More, this betrays the sincerity of Moyer’s show. It was a friendly whole, whose parts seemed familiar if foreign. This is not the cold, brutal indifference of virtuosity. There was concern for materiality, as if the works were oblique examinations into the nature of things themselves. There was concern also for the interaction between material and light, a strategic choice for an inaugural show in a new gallery space.

The “pictures” upstairs compose themselves for the sake of viewing — compositions in a true sense (the OED defines it as “the nature of something’s ingredients.”). Mounted slabs of colorful stones, misshapen leftovers from kitchen renovations, are matched with printed representations of the material, carefully juxtaposed to sustain the pattern, but not preciously so.
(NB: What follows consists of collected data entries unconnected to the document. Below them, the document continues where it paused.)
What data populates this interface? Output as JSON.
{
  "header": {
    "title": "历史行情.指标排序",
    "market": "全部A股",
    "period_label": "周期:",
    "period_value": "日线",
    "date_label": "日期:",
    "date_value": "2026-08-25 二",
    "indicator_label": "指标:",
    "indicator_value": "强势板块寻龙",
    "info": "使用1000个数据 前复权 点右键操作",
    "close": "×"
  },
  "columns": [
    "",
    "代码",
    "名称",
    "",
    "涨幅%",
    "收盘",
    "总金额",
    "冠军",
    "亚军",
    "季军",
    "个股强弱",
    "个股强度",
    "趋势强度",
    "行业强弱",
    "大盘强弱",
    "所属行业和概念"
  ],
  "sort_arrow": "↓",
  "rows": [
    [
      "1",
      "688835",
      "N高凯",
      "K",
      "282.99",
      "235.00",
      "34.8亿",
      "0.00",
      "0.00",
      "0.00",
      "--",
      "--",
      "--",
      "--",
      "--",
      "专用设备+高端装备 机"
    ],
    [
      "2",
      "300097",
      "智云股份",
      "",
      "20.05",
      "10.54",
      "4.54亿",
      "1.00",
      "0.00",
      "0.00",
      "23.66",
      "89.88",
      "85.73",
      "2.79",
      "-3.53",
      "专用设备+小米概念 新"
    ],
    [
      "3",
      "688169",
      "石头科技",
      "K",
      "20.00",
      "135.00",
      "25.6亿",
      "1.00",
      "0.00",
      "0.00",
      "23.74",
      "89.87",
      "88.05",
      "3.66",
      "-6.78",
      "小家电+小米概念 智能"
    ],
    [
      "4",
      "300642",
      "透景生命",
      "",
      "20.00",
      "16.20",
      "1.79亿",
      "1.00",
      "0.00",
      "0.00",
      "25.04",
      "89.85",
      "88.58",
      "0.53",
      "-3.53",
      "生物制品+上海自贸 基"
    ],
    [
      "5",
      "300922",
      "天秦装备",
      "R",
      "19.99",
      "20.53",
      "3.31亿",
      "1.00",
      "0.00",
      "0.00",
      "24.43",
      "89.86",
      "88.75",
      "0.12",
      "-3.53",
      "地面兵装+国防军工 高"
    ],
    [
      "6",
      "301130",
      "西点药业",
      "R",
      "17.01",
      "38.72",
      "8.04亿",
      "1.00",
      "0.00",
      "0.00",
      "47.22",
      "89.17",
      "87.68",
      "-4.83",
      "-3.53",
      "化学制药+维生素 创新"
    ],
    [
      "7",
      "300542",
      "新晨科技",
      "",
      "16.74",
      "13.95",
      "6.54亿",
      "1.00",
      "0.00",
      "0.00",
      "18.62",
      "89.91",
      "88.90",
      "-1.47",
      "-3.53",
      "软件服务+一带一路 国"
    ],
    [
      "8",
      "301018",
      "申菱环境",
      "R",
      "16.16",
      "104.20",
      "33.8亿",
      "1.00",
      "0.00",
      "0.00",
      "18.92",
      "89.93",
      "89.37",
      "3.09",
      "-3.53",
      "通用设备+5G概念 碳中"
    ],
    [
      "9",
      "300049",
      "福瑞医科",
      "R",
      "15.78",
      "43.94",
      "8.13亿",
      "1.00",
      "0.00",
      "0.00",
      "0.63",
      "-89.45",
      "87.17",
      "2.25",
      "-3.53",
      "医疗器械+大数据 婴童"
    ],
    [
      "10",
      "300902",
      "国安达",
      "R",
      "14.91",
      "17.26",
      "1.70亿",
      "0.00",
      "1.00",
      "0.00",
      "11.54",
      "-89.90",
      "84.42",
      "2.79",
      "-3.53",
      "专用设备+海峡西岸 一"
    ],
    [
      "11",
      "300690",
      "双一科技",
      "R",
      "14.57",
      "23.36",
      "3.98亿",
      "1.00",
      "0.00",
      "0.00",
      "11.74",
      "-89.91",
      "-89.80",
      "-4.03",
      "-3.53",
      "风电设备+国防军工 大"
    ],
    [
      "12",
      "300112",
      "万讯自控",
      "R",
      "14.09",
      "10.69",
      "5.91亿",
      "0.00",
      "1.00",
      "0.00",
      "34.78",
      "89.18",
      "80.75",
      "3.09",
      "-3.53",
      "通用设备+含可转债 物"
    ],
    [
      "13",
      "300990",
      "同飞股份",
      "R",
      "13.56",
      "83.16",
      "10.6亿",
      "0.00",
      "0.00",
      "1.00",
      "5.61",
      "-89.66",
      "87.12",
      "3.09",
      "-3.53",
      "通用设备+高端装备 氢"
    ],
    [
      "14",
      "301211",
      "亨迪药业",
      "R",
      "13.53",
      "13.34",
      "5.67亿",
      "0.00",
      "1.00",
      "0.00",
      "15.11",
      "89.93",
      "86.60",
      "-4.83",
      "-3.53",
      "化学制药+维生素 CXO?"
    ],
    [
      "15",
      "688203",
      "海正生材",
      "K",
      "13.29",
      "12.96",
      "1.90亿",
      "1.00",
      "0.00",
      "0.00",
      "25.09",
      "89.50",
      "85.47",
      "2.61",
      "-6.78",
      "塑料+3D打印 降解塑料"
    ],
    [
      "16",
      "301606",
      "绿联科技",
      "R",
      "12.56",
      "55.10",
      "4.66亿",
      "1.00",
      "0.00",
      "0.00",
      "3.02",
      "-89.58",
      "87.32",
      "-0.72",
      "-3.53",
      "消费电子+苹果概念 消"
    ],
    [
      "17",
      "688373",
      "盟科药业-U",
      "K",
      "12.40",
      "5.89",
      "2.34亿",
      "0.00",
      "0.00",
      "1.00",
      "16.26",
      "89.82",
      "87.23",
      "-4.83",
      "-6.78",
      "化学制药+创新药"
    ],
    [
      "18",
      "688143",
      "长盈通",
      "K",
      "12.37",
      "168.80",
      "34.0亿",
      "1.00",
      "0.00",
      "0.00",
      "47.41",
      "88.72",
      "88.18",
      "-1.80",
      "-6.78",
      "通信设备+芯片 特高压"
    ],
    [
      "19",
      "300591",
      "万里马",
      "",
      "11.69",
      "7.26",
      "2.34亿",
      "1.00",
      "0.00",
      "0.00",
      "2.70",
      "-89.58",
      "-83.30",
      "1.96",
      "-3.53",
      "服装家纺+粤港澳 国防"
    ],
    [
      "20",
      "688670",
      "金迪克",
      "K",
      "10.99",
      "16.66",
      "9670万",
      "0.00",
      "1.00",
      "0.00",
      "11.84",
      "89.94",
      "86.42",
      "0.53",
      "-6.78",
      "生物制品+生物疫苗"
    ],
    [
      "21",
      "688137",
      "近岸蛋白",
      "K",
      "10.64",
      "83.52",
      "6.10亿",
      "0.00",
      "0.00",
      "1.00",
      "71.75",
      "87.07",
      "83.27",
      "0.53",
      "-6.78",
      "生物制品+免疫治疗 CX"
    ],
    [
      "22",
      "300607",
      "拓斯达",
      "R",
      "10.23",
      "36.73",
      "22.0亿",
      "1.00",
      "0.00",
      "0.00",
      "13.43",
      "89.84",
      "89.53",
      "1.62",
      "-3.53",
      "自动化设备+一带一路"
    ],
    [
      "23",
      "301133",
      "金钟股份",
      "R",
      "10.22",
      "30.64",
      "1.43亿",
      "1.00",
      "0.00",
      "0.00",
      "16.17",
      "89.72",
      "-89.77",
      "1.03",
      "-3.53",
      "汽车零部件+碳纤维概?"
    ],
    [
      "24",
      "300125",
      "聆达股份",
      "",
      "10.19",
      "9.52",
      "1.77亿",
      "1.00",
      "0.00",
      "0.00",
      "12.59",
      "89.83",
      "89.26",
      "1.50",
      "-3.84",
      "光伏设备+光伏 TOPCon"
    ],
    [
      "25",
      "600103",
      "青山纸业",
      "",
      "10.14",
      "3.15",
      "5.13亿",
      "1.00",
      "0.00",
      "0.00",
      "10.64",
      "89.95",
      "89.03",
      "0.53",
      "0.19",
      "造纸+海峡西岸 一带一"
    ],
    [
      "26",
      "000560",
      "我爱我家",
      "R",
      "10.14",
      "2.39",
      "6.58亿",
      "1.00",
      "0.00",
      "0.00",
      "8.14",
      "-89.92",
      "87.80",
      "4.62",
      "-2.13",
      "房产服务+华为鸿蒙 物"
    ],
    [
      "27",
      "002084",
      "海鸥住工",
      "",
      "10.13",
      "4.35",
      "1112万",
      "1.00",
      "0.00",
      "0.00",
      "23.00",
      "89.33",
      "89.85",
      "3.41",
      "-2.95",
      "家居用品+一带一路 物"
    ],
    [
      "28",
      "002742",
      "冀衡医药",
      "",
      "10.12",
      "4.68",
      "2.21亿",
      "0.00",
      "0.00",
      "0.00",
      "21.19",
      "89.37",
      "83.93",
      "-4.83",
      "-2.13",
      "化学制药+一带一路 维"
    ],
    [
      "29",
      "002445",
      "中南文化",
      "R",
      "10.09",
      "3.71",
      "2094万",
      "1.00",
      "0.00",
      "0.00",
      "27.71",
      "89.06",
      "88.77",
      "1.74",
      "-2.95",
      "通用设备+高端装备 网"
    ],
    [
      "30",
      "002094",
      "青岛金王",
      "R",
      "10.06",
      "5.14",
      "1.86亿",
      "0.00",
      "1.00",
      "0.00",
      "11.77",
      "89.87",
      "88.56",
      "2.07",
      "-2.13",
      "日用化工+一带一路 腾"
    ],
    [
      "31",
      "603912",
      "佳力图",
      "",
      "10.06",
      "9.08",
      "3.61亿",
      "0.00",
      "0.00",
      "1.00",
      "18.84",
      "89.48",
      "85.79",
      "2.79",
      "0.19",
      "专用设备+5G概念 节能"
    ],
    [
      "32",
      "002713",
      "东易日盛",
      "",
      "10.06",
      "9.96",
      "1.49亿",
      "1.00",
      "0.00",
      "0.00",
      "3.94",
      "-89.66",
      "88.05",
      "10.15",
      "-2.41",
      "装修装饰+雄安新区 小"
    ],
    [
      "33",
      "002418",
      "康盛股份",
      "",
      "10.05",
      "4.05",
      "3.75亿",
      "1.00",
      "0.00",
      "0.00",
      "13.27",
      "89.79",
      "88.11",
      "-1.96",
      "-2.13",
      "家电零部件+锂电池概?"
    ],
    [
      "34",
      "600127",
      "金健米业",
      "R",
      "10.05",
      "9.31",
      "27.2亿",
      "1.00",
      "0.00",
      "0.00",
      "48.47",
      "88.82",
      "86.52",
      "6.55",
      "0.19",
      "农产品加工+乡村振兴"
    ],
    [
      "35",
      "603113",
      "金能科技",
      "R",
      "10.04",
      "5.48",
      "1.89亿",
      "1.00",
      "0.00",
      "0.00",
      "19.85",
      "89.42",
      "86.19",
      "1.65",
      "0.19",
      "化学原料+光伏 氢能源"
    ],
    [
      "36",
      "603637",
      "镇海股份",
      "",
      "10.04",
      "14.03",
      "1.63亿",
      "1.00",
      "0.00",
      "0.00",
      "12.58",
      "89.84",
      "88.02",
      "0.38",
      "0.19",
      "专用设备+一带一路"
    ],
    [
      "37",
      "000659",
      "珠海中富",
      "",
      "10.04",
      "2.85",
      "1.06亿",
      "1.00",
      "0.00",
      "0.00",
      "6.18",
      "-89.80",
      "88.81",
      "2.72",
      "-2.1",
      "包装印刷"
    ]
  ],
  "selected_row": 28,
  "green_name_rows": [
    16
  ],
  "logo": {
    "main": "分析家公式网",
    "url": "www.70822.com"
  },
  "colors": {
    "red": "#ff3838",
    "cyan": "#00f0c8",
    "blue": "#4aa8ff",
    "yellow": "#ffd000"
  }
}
This trompe-loeil (“trick of the eye”) technique once helped budget-conscious Renaissance architects create marble walls from painted representations of the expensive, heavy material. Here, the heavy stones are on the walls, the viewer is asked to compare how well the tricks match their referents.   The results are considered and beautiful.

To paraphrase what Virginia Woolf said about Jane Austen, the trouble is catching her in moments of greatness. But if there’s something literary at stake, we are told to look elsewhere. Moyer’s title comes from Giles Corey’s wry request at the end of Arthur Miller’s The Crucible (1953). If Miller captured well the unraveling thread of sobriety and rationality that held Salem together, Corey’s line was equal parts confession and retort. Moyer might be subtler still. Her art is a “mirror on society” without explicit recourse to reflection, cutting through the howl to get to a quieter space.